A4 Refereed article in a conference publication
Iterative Verification and Batch Processing for Enhancing Accuracy and Confidence Computation in LLM-Based Phishing Email Detection
Authors: Adeseye, Aisvarya; Isoaho, Jouni
Editors: N/A
Conference name: International Conference on AI in Cybersecurity
Publication year: 2026
Book title : 2026 IEEE 5th International Conference on AI in Cybersecurity (ICAIC)
First page : 1
Last page: 7
ISBN: 978-1-6654-7762-8
eISBN: 978-1-6654-7761-1
DOI: https://doi.org/10.1109/ICAIC67076.2026.11395814
Publication's open availability at the time of reporting: No Open Access
Publication channel's open availability : No Open Access publication channel
Web address : https://ieeexplore.ieee.org/document/11395814
Large Language Models (LLMs) are preferred over traditional machine learning because they analyze unstructured email text without requiring extensive feature engineering, large labeled datasets, or specialized domain expertise.

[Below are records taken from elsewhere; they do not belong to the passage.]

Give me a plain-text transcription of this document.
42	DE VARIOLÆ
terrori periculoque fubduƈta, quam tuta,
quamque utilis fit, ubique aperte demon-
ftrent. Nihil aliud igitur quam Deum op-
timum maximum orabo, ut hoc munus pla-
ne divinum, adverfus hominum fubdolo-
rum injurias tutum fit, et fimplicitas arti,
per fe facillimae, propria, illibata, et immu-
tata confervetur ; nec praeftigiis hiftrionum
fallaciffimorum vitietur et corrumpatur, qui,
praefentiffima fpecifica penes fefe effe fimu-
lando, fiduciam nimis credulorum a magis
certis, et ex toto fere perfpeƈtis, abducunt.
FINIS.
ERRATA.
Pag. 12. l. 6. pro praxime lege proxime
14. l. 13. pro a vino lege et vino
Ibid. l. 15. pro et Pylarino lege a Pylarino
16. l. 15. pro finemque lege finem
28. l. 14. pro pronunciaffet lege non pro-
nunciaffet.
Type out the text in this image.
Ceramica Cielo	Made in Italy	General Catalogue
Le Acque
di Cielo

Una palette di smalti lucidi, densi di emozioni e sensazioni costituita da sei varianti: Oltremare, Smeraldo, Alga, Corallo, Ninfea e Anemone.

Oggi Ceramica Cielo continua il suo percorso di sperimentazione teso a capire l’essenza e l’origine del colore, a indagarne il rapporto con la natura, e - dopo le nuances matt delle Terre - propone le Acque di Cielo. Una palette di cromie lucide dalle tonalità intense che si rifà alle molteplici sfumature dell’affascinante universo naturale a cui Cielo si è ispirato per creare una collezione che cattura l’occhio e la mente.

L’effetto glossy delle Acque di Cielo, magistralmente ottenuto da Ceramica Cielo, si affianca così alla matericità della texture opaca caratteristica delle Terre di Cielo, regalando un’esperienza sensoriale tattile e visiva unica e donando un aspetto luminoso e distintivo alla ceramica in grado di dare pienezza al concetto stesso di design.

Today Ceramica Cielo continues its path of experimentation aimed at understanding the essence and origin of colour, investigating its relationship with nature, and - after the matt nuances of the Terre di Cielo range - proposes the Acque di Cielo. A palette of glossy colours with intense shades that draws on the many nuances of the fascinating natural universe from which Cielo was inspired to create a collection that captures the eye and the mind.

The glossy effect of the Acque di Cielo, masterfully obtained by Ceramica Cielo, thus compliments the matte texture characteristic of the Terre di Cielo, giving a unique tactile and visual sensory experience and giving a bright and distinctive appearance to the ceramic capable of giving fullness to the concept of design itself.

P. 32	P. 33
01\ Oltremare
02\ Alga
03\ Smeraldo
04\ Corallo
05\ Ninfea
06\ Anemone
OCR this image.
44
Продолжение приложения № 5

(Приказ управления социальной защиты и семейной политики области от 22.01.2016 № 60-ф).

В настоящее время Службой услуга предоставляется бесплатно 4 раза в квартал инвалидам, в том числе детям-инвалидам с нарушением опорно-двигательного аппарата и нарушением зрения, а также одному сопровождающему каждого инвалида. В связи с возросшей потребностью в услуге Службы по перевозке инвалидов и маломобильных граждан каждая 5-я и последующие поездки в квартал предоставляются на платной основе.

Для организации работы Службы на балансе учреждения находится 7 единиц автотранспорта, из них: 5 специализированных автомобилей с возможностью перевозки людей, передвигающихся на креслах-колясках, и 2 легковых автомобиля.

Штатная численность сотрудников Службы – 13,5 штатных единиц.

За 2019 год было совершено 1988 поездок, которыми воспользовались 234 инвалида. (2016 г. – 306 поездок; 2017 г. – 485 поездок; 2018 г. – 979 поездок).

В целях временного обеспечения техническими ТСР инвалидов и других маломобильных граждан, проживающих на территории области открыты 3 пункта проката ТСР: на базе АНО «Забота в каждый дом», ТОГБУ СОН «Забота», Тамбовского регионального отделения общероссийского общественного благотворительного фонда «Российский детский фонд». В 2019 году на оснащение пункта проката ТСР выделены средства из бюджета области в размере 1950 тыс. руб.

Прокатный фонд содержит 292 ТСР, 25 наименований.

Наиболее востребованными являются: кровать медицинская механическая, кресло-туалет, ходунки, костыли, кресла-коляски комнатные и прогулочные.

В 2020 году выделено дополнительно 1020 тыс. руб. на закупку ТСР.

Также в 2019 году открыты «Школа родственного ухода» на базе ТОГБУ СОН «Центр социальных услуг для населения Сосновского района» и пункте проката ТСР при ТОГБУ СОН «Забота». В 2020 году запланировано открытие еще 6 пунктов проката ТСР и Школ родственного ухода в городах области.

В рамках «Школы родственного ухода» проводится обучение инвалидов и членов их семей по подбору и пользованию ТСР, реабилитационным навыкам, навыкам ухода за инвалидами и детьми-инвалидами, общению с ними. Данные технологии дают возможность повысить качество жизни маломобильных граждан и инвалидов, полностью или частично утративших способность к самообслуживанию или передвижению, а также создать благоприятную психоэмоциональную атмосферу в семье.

However, outputs can be unstable or hallucinated. Hence, iterative verification prompting is required to refine and validate responses, especially for smaller local models. Confidence scoring is important for decision-making, yet direct confidence estimation (DCE) by LLMs is unreliable; therefore, a structured confidence metric computation is required to improve accuracy and trustworthiness. Consequently, this study proposes an iterative verification and batch processing framework integrated with a Weighted Factor-Based Confidence Computation (WFBCC) approach. Specifically, iterative verification prompting focuses on repeatedly validating LLM outputs to remove unstable or hallucinated results, improving per-email classification reliability. Contrariwise, batch processing analyzes emails in smaller groups to limit memory consumption and maintain inference stability. WFBCC was implemented by independently scoring 8 phishing indicators via the LLMs and combining these scores with predefined weights to generate transparent, class-conditional confidence values. The proposed framework was evaluated on a dataset with 2,000 emails using GPT-5.1 and LLaMA models (8B, 3B, and 1B). Classification performance reached 99.9% for GPT-5, 97.3% for LLaMA-8B, 97.15% for LLaMA-3B, and 96.95% for LLaMA-1B, representing an accuracy gain of approximately 32% to 78% compared to baseline. Batch processing contributed more to accuracy improvements than verification prompting alone, while combining both yielded the strongest results. Additionally, the WFBCC method consistently outperforms DCE across all confidence levels, with the largest gains observed in smaller LLMs.